Foi muito bom. São duas pessoas bastante diferentes e, por isso mesmo, se complementam. Juliana e Marco são muito sensíveis, humanos. No set, compartilhávamos dúvidas e anseios, o que propiciava momentos de nutrição mútua. Tenho enorme confiança neles. No período de ensaios questionávamos algumas coisas e os dois sempre queriam ouvir as nossas opiniões, embora o roteiro estivesse fechado, já no último tratamento. As mudanças ocorriam com consciência e cuidado. Algumas sugestões eram aceitas e incorporadas, outras não, normal.

 

Além de As Boas Maneiras, você está no elenco de O Nó do Diabo, filme que igualmente lida com o horror. Qual sua relação com o gênero?
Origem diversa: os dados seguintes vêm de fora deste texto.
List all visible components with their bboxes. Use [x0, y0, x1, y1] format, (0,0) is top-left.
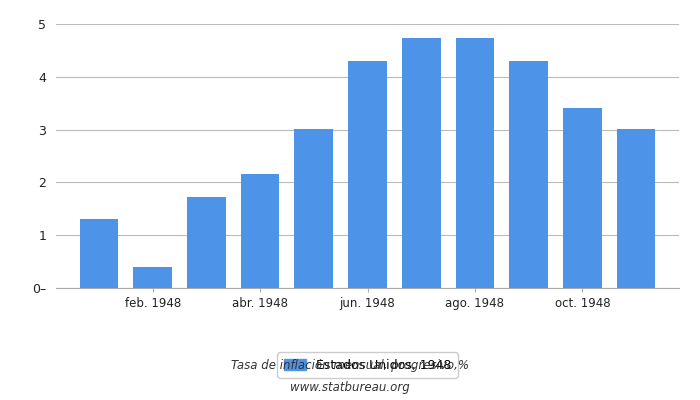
Bar	[402, 38, 440, 288]
Bar	[563, 108, 602, 288]
Bar	[456, 38, 494, 288]
Bar	[295, 128, 333, 288]
Bar	[617, 128, 655, 288]
Bar	[80, 219, 118, 288]
Bar	[133, 267, 172, 288]
Bar	[510, 61, 548, 288]
Bar	[187, 197, 225, 288]
Text: Tasa de inflación mensual, progresivo,%: Tasa de inflación mensual, progresivo,%	[231, 360, 469, 372]
Bar	[241, 174, 279, 288]
Legend: Estados Unidos, 1948: Estados Unidos, 1948	[277, 352, 458, 378]
Text: www.statbureau.org: www.statbureau.org	[290, 382, 410, 394]
Bar	[348, 61, 387, 288]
Trabalhar logo em dois filmes de horror foi uma coincidência. Como espectadora, tinha receio do gênero, mas por culpa dos meus irmãos mais velhos, que me pregavam peças enquanto assistíamos à filmes de horror. Eles me assustavam. Por conta disso, criei um pouco de distância (risos). Mas, em virtude dos papeis, conferi as referências que os diretores me passavam. Ademais, assisti a algumas coisas que, para mim, fazem parte de um terror contemporâneo, como a série Black Mirror. Acho aquilo muito terror (risos).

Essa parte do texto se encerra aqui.